Polynomial factorization
Find all rational zeros of the polynomial, and write the polynomial in factored form.
$$\displaystyle{P}{\left({x}\right)}={6}{x}^{{{4}}}-{23}{x}^{{{3}}}-{13}{x}^{{{2}}}+{32}{x}+{16}$$

2021-04-08
Step 1
Given polynomial is, $$\displaystyle{P}{\left({x}\right)}={6}{x}^{{{4}}}-{23}{x}^{{{3}}}-{13}{x}^{{{2}}}+{32}{x}+{16}$$.

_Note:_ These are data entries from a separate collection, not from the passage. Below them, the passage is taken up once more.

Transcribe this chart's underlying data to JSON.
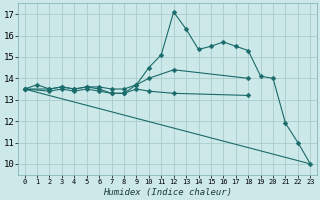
{
  "xlabel": "Humidex (Indice chaleur)",
  "background_color": "#cce8e8",
  "grid_color": "#aacccc",
  "line_color": "#1a6b6b",
  "xlim": [
    -0.5,
    23.5
  ],
  "ylim": [
    9.5,
    17.5
  ],
  "xticks": [
    0,
    1,
    2,
    3,
    4,
    5,
    6,
    7,
    8,
    9,
    10,
    11,
    12,
    13,
    14,
    15,
    16,
    17,
    18,
    19,
    20,
    21,
    22,
    23
  ],
  "yticks": [
    10,
    11,
    12,
    13,
    14,
    15,
    16,
    17
  ],
  "series": [
    {
      "x": [
        0,
        1,
        2,
        3,
        4,
        5,
        6,
        7,
        8,
        9,
        10,
        11,
        12,
        13,
        14,
        15,
        16,
        17,
        18,
        19,
        20,
        21,
        22,
        23
      ],
      "y": [
        13.5,
        13.7,
        13.5,
        13.6,
        13.5,
        13.6,
        13.5,
        13.3,
        13.3,
        13.7,
        14.5,
        15.1,
        17.1,
        16.3,
        15.35,
        15.5,
        15.7,
        15.5,
        15.3,
        14.1,
        14.0,
        11.9,
        11.0,
        10.0
      ],
      "marker": "D",
      "markersize": 2.5,
      "lw": 0.8
    },
    {
      "x": [
        0,
        2,
        3,
        4,
        5,
        6,
        7,
        8,
        9,
        10,
        12,
        18
      ],
      "y": [
        13.5,
        13.5,
        13.6,
        13.5,
        13.6,
        13.6,
        13.5,
        13.5,
        13.7,
        14.0,
        14.4,
        14.0
      ],
      "marker": "D",
      "markersize": 2.5,
      "lw": 0.8
    },
    {
      "x": [
        0,
        2,
        3,
        4,
        5,
        6,
        7,
        8,
        9,
        10,
        12,
        18
      ],
      "y": [
        13.5,
        13.4,
        13.5,
        13.4,
        13.5,
        13.4,
        13.3,
        13.3,
        13.5,
        13.4,
        13.3,
        13.2
      ],
      "marker": "D",
      "markersize": 2.5,
      "lw": 0.8
    },
    {
      "x": [
        0,
        23
      ],
      "y": [
        13.5,
        10.0
      ],
      "marker": null,
      "markersize": 0,
      "lw": 0.8
    }
  ]
}
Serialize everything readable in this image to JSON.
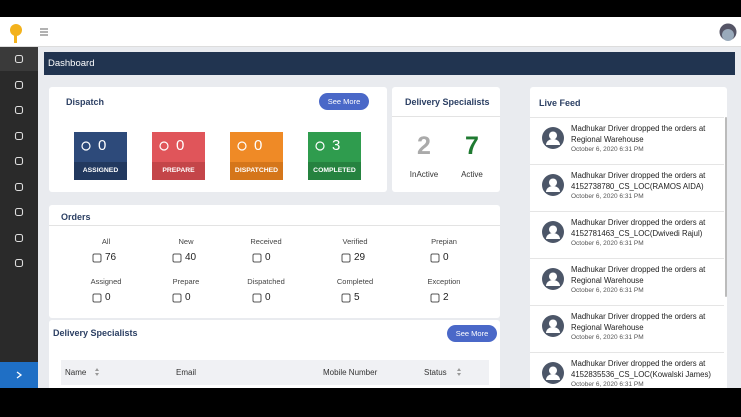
{
  "header": {
    "title": "Dashboard"
  },
  "dispatch": {
    "title": "Dispatch",
    "button": "See More",
    "tiles": [
      {
        "value": 0,
        "label": "ASSIGNED"
      },
      {
        "value": 0,
        "label": "PREPARE"
      },
      {
        "value": 0,
        "label": "DISPATCHED"
      },
      {
        "value": 3,
        "label": "COMPLETED"
      }
    ]
  },
  "specialists_summary": {
    "title": "Delivery Specialists",
    "items": [
      {
        "value": 2,
        "label": "InActive"
      },
      {
        "value": 7,
        "label": "Active"
      }
    ]
  },
  "orders": {
    "title": "Orders",
    "items": [
      {
        "label": "All",
        "value": 76
      },
      {
        "label": "New",
        "value": 40
      },
      {
        "label": "Received",
        "value": 0
      },
      {
        "label": "Verified",
        "value": 29
      },
      {
        "label": "Prepian",
        "value": 0
      },
      {
        "label": "Assigned",
        "value": 0
      },
      {
        "label": "Prepare",
        "value": 0
      },
      {
        "label": "Dispatched",
        "value": 0
      },
      {
        "label": "Completed",
        "value": 5
      },
      {
        "label": "Exception",
        "value": 2
      }
    ]
  },
  "live_feed": {
    "title": "Live Feed",
    "items": [
      {
        "text": "Madhukar Driver dropped the orders at Regional Warehouse",
        "time": "October 6, 2020 6:31 PM"
      },
      {
        "text": "Madhukar Driver dropped the orders at 4152738780_CS_LOC(RAMOS AIDA)",
        "time": "October 6, 2020 6:31 PM"
      },
      {
        "text": "Madhukar Driver dropped the orders at 4152781463_CS_LOC(Dwivedi Rajul)",
        "time": "October 6, 2020 6:31 PM"
      },
      {
        "text": "Madhukar Driver dropped the orders at Regional Warehouse",
        "time": "October 6, 2020 6:31 PM"
      },
      {
        "text": "Madhukar Driver dropped the orders at Regional Warehouse",
        "time": "October 6, 2020 6:31 PM"
      },
      {
        "text": "Madhukar Driver dropped the orders at 4152835536_CS_LOC(Kowalski James)",
        "time": "October 6, 2020 6:31 PM"
      }
    ]
  },
  "specialists_table": {
    "title": "Delivery Specialists",
    "button": "See More",
    "columns": [
      "Name",
      "Email",
      "Mobile Number",
      "Status"
    ]
  }
}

The zeroes are found as follows:
$$\displaystyle{6}{x}^{{{4}}}-{23}{x}^{{{3}}}-{13}{x}^{{{2}}}+{32}{x}+{16}$$
$$\displaystyle{6}{x}^{{{3}}}{\left({x}+{1}\right)}-{29}{x}^{{{2}}}{\left({x}+{1}\right)}+{16}{x}{\left({x}+{1}\right)}+{16}{\left({x}+{1}\right)}={0}$$
$$\displaystyle{\left({x}+{1}\right)}{\left({6}{x}^{{{3}}}-{29}{x}^{{{2}}}+{16}{x}+{16}\right)}={0}$$
$$\displaystyle{\left({x}+{1}\right)}{\left({2}{x}+{1}\right)}{\left({3}{x}^{{{2}}}-{16}{x}+{16}\right)}={0}$$
(x+1)(x-4)(2x+1)(3x-4)=0
Step 2
On solving further,
x+1=0 or x-4=0 or 2x+1=0 or 3x-4=0
$$\displaystyle{x}=-{1},{x}={4},{x}=-{\frac{{{1}}}{{{2}}}},{x}={\frac{{{4}}}{{{3}}}}$$
Thus, rational zeroes are $$\displaystyle-{\frac{{{1}}}{{{2}}}}$$ and $$\displaystyle{\frac{{{4}}}{{{3}}}}$$. And, the factored form of the polynomial is (x+1)(x-4)(2x+1)(3x-4).